No Wild Cow Milking, Generic Pesticides and More

No Milking Wild Cows

No Wild Cow Milking in California

A proposed ordinance in Alameda County, California aimed at rodeo events was mostly voted down, although an amended version was passed which will ban the “wild cow milking” event that is popular at ranch rodeos. The original language of the ordinance proposed a ban on much of the equipment used at rodeos, including ropes, spurs, and straps:

“Prohibition of specified devices for equine, bovine, and ovine animals. No person shall conduct roping of any equine (including but not limited to any horse, mare, pony, ass, donkey, burro, mule, or hinny), bovine (including but not limited to any steer, calf, bull, ox, heifer or cow), or ovine (sheep) animal in any entertainment or sporting event, including a rodeo or practice for a rodeo, with the exception of breakaway roping, where the animal is released immediately after it is roped without the animal being subjected to a sudden stop or fall. No person shall use spurs or bucking straps upon any animal during any entertainment or sporting event, including during a rodeo or practice for a rodeo.”

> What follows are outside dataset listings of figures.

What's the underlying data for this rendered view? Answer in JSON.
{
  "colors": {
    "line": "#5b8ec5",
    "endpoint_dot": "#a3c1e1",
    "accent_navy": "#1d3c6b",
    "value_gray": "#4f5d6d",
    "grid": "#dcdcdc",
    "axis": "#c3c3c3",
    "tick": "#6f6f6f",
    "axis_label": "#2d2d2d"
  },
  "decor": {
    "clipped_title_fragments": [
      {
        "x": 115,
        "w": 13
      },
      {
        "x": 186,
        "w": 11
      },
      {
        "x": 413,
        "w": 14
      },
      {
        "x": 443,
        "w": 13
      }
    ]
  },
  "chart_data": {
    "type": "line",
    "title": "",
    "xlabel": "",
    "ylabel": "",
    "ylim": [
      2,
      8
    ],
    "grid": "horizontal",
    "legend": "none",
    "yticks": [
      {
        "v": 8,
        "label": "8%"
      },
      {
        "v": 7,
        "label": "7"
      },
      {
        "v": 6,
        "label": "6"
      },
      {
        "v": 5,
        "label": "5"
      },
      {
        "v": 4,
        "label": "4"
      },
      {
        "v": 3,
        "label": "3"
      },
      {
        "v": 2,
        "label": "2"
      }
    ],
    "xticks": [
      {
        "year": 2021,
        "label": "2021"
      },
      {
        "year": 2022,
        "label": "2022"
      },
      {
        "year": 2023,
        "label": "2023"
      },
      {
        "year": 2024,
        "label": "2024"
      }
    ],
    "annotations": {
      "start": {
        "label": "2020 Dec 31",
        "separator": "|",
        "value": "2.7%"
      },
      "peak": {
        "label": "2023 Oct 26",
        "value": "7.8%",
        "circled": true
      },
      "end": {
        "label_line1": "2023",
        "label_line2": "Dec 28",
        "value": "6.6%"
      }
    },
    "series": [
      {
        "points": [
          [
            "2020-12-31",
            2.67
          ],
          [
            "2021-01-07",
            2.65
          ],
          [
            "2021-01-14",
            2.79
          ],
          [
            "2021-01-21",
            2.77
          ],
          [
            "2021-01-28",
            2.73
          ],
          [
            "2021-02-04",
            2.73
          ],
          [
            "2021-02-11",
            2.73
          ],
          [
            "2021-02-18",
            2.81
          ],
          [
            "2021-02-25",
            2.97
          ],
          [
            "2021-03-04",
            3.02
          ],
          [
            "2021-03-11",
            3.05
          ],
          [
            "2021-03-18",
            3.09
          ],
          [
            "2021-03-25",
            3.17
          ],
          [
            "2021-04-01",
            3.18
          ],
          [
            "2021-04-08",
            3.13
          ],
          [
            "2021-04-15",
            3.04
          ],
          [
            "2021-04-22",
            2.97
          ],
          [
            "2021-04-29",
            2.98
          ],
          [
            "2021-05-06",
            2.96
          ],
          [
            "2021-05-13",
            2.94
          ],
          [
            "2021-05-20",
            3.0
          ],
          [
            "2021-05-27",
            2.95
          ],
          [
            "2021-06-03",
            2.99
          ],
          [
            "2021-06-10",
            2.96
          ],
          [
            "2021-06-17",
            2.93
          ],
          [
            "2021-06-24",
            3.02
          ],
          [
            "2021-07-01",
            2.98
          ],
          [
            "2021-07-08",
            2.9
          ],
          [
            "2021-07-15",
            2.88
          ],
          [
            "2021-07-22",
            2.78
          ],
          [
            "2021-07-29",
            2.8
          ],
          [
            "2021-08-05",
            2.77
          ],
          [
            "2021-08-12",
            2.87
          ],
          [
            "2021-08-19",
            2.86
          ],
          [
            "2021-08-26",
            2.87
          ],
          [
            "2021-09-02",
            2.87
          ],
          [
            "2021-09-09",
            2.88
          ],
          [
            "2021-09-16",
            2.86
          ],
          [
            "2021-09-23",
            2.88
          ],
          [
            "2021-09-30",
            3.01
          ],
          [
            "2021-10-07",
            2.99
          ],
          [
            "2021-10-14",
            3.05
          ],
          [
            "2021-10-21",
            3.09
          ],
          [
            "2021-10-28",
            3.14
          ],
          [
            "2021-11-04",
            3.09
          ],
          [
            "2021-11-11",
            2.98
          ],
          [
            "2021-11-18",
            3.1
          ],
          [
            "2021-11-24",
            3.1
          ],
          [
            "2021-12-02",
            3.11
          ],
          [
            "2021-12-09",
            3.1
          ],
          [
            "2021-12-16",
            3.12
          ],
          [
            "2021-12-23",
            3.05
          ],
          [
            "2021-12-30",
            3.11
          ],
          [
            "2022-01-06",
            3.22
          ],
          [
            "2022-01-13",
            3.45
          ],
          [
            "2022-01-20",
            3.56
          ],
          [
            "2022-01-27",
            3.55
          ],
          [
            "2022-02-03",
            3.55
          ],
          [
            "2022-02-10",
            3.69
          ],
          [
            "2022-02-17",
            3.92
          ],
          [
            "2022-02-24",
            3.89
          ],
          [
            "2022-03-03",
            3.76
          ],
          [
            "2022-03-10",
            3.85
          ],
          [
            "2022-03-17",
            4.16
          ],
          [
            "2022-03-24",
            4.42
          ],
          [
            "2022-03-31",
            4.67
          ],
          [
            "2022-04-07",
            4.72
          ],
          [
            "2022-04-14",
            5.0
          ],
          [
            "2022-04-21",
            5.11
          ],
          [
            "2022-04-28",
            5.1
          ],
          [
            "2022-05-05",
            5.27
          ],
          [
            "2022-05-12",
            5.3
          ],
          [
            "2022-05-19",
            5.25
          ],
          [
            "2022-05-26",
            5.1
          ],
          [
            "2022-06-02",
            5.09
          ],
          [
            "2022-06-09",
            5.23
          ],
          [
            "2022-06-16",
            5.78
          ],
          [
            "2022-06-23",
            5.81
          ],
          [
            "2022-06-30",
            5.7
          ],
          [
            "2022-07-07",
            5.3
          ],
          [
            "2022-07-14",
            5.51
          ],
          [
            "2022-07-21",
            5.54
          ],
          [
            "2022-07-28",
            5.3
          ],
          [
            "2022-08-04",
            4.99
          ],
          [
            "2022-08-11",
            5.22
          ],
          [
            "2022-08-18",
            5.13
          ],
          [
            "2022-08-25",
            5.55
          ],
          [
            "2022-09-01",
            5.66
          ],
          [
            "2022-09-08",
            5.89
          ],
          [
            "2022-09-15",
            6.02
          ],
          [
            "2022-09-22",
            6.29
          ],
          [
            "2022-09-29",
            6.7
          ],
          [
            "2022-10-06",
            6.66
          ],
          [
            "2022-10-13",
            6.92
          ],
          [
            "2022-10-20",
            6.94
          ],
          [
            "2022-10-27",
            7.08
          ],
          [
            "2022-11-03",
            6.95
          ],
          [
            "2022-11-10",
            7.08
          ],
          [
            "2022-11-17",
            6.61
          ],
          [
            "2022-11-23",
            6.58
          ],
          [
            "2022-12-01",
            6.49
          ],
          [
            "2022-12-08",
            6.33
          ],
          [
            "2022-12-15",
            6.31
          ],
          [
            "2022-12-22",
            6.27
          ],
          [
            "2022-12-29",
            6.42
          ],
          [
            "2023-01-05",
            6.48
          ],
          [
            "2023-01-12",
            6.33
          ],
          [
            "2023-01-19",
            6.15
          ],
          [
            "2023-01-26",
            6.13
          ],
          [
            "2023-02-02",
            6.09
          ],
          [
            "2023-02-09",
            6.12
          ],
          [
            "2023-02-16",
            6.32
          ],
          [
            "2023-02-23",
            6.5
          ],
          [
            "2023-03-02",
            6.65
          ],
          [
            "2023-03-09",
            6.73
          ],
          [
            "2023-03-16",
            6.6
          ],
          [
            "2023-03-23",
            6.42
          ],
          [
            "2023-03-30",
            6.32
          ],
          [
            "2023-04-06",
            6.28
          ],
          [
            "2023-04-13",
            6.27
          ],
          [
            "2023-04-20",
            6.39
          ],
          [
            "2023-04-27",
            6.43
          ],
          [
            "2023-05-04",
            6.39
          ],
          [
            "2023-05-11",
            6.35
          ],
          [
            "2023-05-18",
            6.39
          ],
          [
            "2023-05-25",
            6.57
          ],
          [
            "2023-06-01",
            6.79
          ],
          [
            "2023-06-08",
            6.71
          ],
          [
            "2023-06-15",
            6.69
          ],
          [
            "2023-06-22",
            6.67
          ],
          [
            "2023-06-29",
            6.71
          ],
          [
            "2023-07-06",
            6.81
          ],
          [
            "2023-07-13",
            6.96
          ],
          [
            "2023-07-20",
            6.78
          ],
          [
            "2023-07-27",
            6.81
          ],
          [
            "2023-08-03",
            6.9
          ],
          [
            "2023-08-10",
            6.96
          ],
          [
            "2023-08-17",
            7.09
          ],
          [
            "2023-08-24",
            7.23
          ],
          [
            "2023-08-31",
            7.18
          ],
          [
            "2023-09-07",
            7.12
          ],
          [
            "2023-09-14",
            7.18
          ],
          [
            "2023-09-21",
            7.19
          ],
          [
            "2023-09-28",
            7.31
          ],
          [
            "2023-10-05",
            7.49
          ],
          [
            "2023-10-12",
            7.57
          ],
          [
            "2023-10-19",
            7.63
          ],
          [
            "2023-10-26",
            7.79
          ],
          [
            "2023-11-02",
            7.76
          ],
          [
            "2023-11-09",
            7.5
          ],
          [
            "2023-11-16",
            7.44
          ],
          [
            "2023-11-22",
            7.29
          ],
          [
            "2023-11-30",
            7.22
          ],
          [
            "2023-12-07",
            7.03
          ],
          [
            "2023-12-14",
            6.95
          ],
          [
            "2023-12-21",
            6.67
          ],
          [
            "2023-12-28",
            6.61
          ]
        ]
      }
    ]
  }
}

Several Ag groups successfully opposed the ordinance, including Protect the Harvest, a national non-profit organization founded by Forrest Lucas to defend farmers and ranchers and preserve agricultural interests against radical animal rights activists. Other Ag supporters appeared before the County’s Board Supervisors to explain actual livestock production practices and explain the animal welfare practices used within the Professional Rodeo Cowboys Association (PRCA). You can read more on DTN Progressive Farmer here.

FTC Suing for Better Access to Generic Pesticides

The Federal Trade Commission, along with 10 State Attorney Generals, filed a federal lawsuit in North Carolina against Syngenta and Corteva this week, alleging that the companies are blocking access to off-patent, generic pesticides through the use of distributor loyalty programs. According to the FTC’s news release, distributors for the companies “only get paid if they limit business with competing manufacturers.” The result is that Syngenta and Corteva can continue to charge inflated prices for off-patent products which are passed on to farmers and ranchers. The active ingredients that are targeted by the lawsuit include the fungicide azoxystrobin; the herbicides mesotrione, metolachlor, rimsulfuron, and acetochlor; and the insecticide oxamyl. States joining in the suit include California, Colorado, Illinois, Iowa, Indiana, Minnesota, Nebraska, Oregon, Texas and Wisconsin.